The tremendous success of the rollout of the Kamala Harris selection has flown a little under the radar. In that recent Washington Post/ABC poll, Kamala Harris has a favorability rating higher than Biden, Trump or Pence. A 52 percent favorability rating for someone relatively unknown to lots of voters only a few weeks ago is an incredible achievement. Harris’ presence on the ticket has also provided a boost of online enthusiasm. The Biden-Harris campaign raised $48 million in the 48 hours after Harris was added to the ticket. The selection has been well-received across the party and the broader electorate.
It’s clear that the Trump campaign is worried about Kamala Harris. They immediately tried to define her with their usual unsubtle racism and misogyny including resuscitating birtherism. The Trump campaign is running ads on Facebook trying to define Harris, before she and the Biden campaign can get the chance.
Harris’ speech will be one of the most watched of the convention and it will be her best opportunity to tell her story.
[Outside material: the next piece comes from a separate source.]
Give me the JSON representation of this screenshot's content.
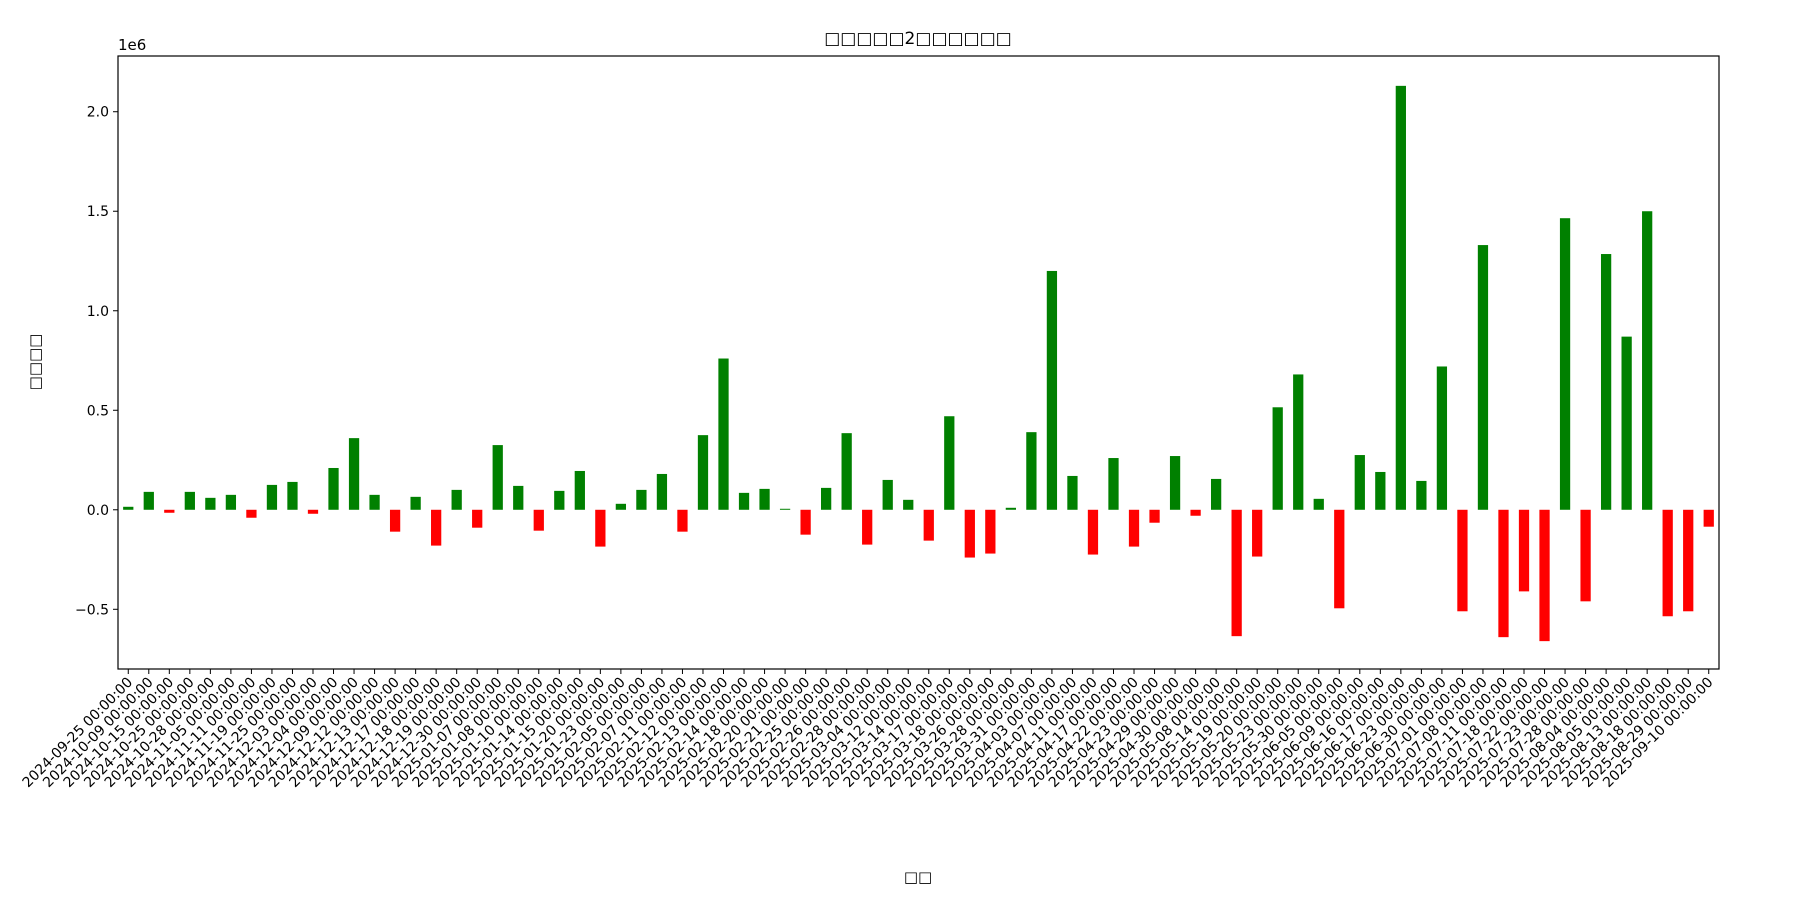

The more voters that know her story, the less opportunity the Trump campaign will have to smear her next week at their convention.
Reaching People that Didn’t Tune In
Finally, it is an important reminder to all of us that live and breath politics that most people — including the voters that will decide the election — will not watch the convention. At most, they will see some headlines and clips on social media — by and large they do not watch cable news, read Twitter, or subscribe to political newsletters.
The test for the Biden campaign is whether they have a plan to take the best moments from this convention and put them in from of the voters that need to see them. In 2008 and 2012, the Obama campaign took parts of the nomination speech and turned them into television and digital ads.
This is where we can all help by sharing the best moments with the people in our personal networks.
Do you have people in your life that believe some of the nasty things Trump says about Biden? Show them the Amtrak video.
Do you know some frustrated progressives skeptical of Biden’s agenda? Share snippets of Bernie Sanders’ speech.
Are some of your friends considering sitting out the election? Text them a link to Michelle Obama’s speech.
Is your Trump-supporting uncle thinking of crossing over to vote for Biden? Make sure he see’s John Kasich’s endorsement.
You see what I am saying. The success of this convention does not depend on the tweets of cynical reporters and frustrated pundits filled with FOMO. It’s about whether the right information gets to the right people. We can all make that happen.